Plus de 60 ans après le cri de l’abbé Pierre, le logement reste une préoccupation pour de
nombreuses familles, particulièrement en Île-de-France. Notre ville de Cachan en première couronne parisienne n’échappe pas à la pression immobilière qui fait grimper les loyers à des sommets qui excluent des plus modestes à la classe moyenne.

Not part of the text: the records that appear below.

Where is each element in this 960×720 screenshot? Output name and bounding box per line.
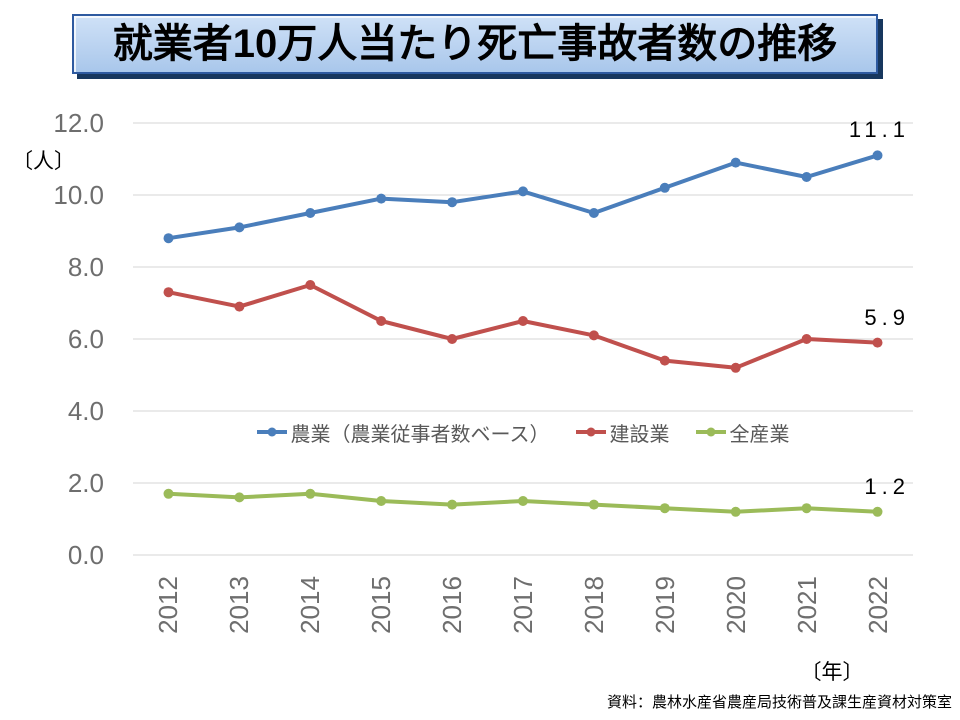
y-tick-label: 2.0 — [67, 468, 104, 498]
series-end-value: 11.1 — [848, 117, 910, 143]
x-tick-label: 2018 — [578, 576, 609, 634]
data-point — [305, 280, 316, 290]
y-axis-unit-label: 〔人〕 — [12, 150, 75, 173]
data-point — [447, 334, 458, 344]
data-point — [518, 186, 528, 197]
legend-label: 建設業 — [609, 423, 670, 446]
data-point — [588, 208, 599, 218]
data-point — [234, 301, 245, 312]
y-tick-label: 12.0 — [53, 108, 104, 138]
series-end-value: 1.2 — [864, 473, 910, 499]
data-point — [730, 362, 741, 373]
x-tick-label: 2013 — [224, 576, 255, 634]
x-tick-label: 2012 — [153, 576, 184, 634]
data-point — [588, 499, 599, 510]
y-tick-label: 10.0 — [53, 180, 104, 210]
legend-item: 建設業 — [575, 418, 670, 447]
data-point — [376, 496, 387, 506]
data-point — [163, 233, 174, 244]
data-point — [447, 499, 458, 510]
page-title: 就業者10万人当たり死亡事故者数の推移 — [112, 22, 838, 66]
data-point — [163, 488, 174, 499]
x-tick-label: 2020 — [720, 576, 751, 634]
data-point — [659, 355, 670, 366]
data-point — [447, 197, 458, 208]
x-tick-label: 2021 — [791, 576, 822, 634]
x-tick-label: 2022 — [862, 576, 893, 634]
data-point — [659, 503, 670, 514]
legend-label: 農業（農業従事者数ベース） — [290, 423, 550, 446]
data-point — [234, 222, 245, 233]
data-point — [518, 316, 528, 326]
data-point — [163, 287, 174, 298]
data-point — [730, 506, 741, 517]
legend-label: 全産業 — [729, 423, 790, 446]
data-point — [730, 157, 741, 168]
y-tick-label: 4.0 — [67, 396, 104, 426]
y-tick-label: 0.0 — [67, 540, 104, 570]
series-line-0 — [166, 153, 880, 241]
data-point — [376, 193, 387, 204]
x-tick-label: 2017 — [508, 576, 538, 634]
data-point — [872, 337, 883, 348]
data-point — [872, 506, 883, 517]
data-point — [305, 208, 316, 218]
data-point — [518, 496, 528, 506]
data-point — [234, 492, 245, 503]
data-point — [872, 150, 883, 161]
data-point — [376, 316, 387, 326]
data-point — [801, 334, 812, 344]
y-tick-label: 6.0 — [67, 324, 104, 354]
chart-legend: 農業（農業従事者数ベース） 建設業 全産業 — [133, 418, 913, 446]
data-point — [305, 488, 316, 499]
data-point — [801, 503, 812, 514]
data-point — [588, 330, 599, 341]
legend-marker-icon — [256, 427, 287, 437]
x-tick-label: 2014 — [295, 576, 326, 634]
data-point — [801, 172, 812, 182]
data-point — [659, 182, 670, 193]
x-tick-label: 2015 — [366, 576, 397, 634]
x-tick-label: 2016 — [437, 576, 468, 634]
title-banner: 就業者10万人当たり死亡事故者数の推移 — [72, 14, 878, 74]
legend-item: 全産業 — [695, 418, 790, 447]
y-tick-label: 8.0 — [67, 252, 104, 282]
legend-marker-icon — [695, 427, 726, 437]
legend-item: 農業（農業従事者数ベース） — [256, 418, 550, 447]
series-end-value: 5.9 — [864, 304, 910, 330]
legend-marker-icon — [575, 427, 606, 437]
x-tick-label: 2019 — [649, 576, 680, 634]
source-note: 資料：農林水産省農産局技術普及課生産資材対策室 — [606, 694, 952, 711]
series-line-1 — [166, 283, 880, 370]
x-axis-unit-label: 〔年〕 — [800, 661, 864, 684]
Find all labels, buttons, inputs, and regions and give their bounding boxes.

Malgré une moindre construction de logements sociaux au cours des 5 dernières années (21%), notre ville reste bien au delà de son obligation légale. Cachan Ensemble a approuvé quelques décisions récentes dans ce domaine :

  • la dévolution à l’Établissement Public Foncier d’Ile-de-France des terrains le long de l’avenue Carnot permettra de réaliser au moins 30 % de logement social, à proximité de la nouvelle gare. Ceci permettra aussi d’en finir (enfin) avec les friches qu’a produite une préemption stérile et diffuse que nous continuerons à dénoncer (RD920, ilot Vatier …) ;
  • la reprise en pleine propriété par l’Office Public HLM de Cachan des logements gérés par la SAIEM permet d’unifier le parc social. Dommage que les 7,5M€ libérés par cette transaction alimentent le budget de la commune plutôt que de revenir à l’entretien et à la rénovation thermique des logements qui seront réalisés en endettant l’OPH. Cachan Ensemble reste aussi mobilisé pour que la mixité sociale soit partagée dans toute la ville.

A cet égard nous restons opposés à l’affectation prioritaire du foncier en centre-ville à la promotion immobilière. La privatisation du domaine public que nous dénonçons à l’angle des rues Cousté-Guichard aurait été moins insupportable si elle avait servi le logement social plutôt que d’expédient au budget 2016 (2,9M€ tout de même).